REFILE-Lloyds Banking Group's buyout arm targets record year

Tue Jul 9, 2013 4:43am EDT

* LDC has sights on 400 mln stg of deals in 2013

* Firm remains one of the few bank-owned buyout houses

* Says investing in SMEs fits with parent bank's image

By Tommy Wilkes

LONDON, July 9 (Reuters) - The private equity arm of Lloyds Banking Group is targeting a record 400 million pounds ($603 million) worth of deals this year, extending one of the last bank-owned buyout firm's reach into the UK market.

LDC has already splashed out more than 200 million pounds this year across 12 deals including Indian tonic water brand Fever-Tree and security bollard manufacturer ATG Access, a success rate that equates to one in every 13 UK buyouts completed so far.

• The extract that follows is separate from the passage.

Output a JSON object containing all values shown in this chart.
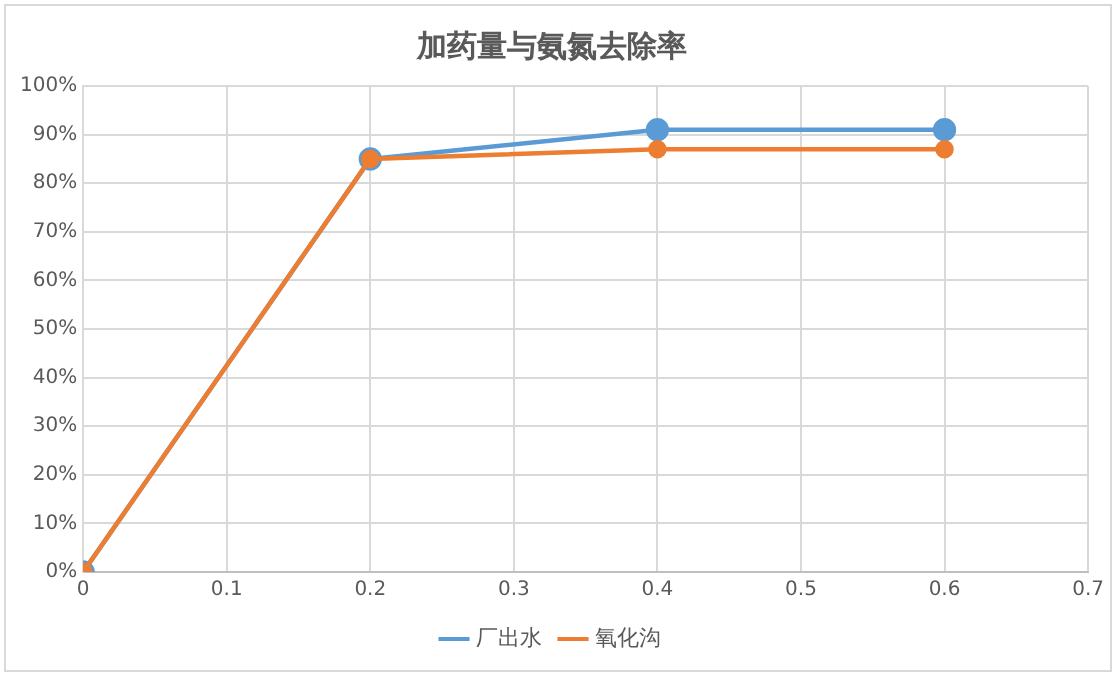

LDC, which backs medium-sized companies, typically with between 2 million and 100 million pounds in equity, is now looking to break a spending record for new investment set in 2011 when it spent 360 million pounds.

Unlike rivals, which have cut the number of deals struck since the financial crisis, the firm has ploughed on with dealmaking to take advantage of what it says are low prices and a rise in the number of management teams looking for an exit.

"We would do more deals if we could. Some of our best returns have come from investing during the downturn," Chris Hurley, one of the firm's regional managing directors, told Reuters.

Lloyds had once been tipped to spin-off LDC, following rivals like HSBC and Barclays in exiting their private equity businesses, as part of a broader plan to shed riskier assets and shore up a balance sheet damaged by the financial crisis.

But LDC remains a core part of the bank - in 2011 it handed the parent 136 million pounds in profits, up from 69 million pounds in 2010.

While competitors have to battle with raising funds from external investors, restricting the number, size and timing of doing deals, LDC raises all its equity from its banking parent.

In the past, this has irked rivals who claim it can be difficult to compete, particularly if LDC has access to cheaper equity funding from its parent, although the firm goes to the market for its debt finance. Hurley disputes this and says LDC is judged on its returns just like any other firm.

Four-fifths of its activity this year has been sealed via its regional offices outside of London, but LDC is keen to spot - and win - more opportunities from Lloyds' vast branch network, which currently serves up just a handful of deals each year.

Once a company is under LDC ownership, Lloyds can also pick up lucrative traditional banking business like providing loans at a time when British banks have been criticised for not lending enough to small and medium sized enterprises (SMEs).

LDC says it also using an office in Hong Kong, a departure from its UK base that raised eyebrows when it opened in 2008, to help UK companies expand into faster-growing Asian economies.

"If it was just about the returns, Lloyds could put the money into other funds," Hurley said. "They like that we are investing in SMEs. There's good profile in doing that."